When it comes to resistance to change there again managers have a role to play: people are afraid of deskilling? Managers should tell the instructors to teach the workers how to use the new technology. Supervisors are afraid of losing control? Managers should anticipate any loss of power and, if it is possible, avoid it.

One can say that managers are not supermen, so they can anticipate all the negative effects of a technology. But, as far as they can, they must be “empowering” in change, that involves establishing goals, creating teams, offering help without taking responsibility away, listening to the fears of the employees…All the implementation’s successes have shown the necessity of a strong support from the CEO and the executive staff. Microsoft, Dell, Wal-Mart are all led by powerful and charismatic leaders who like taking risks and facing challenges.

The necessity to do a pilot in order to limit the learning costs

Leonard-Barton and Kraus identify two reasons to do a pilot before introducing the technology within the whole organization: first, it is an experiment to test the technical feasibility of the project and then it serves as a “credible demonstration model for others units in the organization”. [7] Managers can choose to do the pilot in a no risk site for political reasons. It is better to choose a risky site to prove the feasibility but the risks of failures are higher. The example of the RFID technology is here demonstrative for the topic. Marks&Spencer decided to implement the technology gradually within its stores: first it tagged some selected items in one store, than it has expanded the technology to 50 stores and more items. Today about 100 stores are concerned by the project. The use of a pilot supported by the financial department has proved the feasibility of the project and has convinced all the relevant stakeholders: managers, store employees, customers. Moreover it is generally good to hire some consultants. They can have an external and, thus, more objective point of view. They can compare with similar experiences. As they do not belong to the firm, they are not influenced by the culture, the tradition or the struggle for power…Even if this solution is expensive and presents some drawbacks as well, two advice are always better than one.

The necessary involvement of all the stakeholders

Finally a key to a successful implementation is the involvement of all the stakeholders. All the units within the organization should fell concerned by the project. The departments have to work together because they will all be affected by the implementation sooner or later. The full infrastructure is modified: as Porter and Miller say, the industry structure is changed or even destroyed. New businesses are technologically feasible and new businesses are created related to the technology [8] .

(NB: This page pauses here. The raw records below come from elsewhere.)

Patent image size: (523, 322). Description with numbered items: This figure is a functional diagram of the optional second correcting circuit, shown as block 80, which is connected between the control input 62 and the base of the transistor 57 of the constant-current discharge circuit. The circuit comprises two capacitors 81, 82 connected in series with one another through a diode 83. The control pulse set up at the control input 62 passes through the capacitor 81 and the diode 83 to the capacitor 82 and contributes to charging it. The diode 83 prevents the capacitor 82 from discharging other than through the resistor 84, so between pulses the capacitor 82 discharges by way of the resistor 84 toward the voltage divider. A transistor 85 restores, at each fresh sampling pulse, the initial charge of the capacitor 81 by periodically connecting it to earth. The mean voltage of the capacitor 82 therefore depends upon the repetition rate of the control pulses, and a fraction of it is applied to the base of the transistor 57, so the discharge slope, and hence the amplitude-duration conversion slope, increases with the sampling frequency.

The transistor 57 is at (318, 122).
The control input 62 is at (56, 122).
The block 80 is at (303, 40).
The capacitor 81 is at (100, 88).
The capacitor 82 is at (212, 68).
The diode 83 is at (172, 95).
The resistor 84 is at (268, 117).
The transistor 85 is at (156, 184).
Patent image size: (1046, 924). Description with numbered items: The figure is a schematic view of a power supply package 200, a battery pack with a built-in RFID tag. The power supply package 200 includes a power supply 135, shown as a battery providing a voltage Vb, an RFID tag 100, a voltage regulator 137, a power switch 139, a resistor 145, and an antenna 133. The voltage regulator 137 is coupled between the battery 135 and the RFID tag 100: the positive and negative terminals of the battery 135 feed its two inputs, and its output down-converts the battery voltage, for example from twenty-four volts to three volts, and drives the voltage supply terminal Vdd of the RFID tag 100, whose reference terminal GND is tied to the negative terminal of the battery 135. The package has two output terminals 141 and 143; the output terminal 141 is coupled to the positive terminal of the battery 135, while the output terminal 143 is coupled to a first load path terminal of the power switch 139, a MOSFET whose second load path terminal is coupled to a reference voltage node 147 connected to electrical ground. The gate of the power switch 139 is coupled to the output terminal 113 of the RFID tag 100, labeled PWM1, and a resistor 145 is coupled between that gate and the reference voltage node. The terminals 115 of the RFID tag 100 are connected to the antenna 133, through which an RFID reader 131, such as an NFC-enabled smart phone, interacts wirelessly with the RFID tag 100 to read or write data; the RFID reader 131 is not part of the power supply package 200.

Workers within the organization are the first to be affected by the introduction of the technology. So they have to be prepared and taken into account in the implementation’s process. That does not mean only being informed, that means being trained, being consulted about the impacts. They should feel involved in the process as a part of the team.

Last but not least customers and end-users have to feel concerned and taken into account. For instance, one of the positive aspects of the implementation of the RFID technology within Marks&Spencer’s store was that customers were informed a lot about the tags, “we have been very clear with our customers from the very start”, said O.Burns, Marks&Spencer spokesperson. There are informative leaflets within the store and information directly on the tags. The last step of the successful implementation is the transfer of ownership of the innovation to users. [9] 

Conclusion

In a word, the implementation process is expensive, complex and uncertain. Managers are mostly responsible for the success of it. As the competitive environment changes all the time organizations have to be very flexible to adapt to changes very quickly and to adopt successfully new technologies.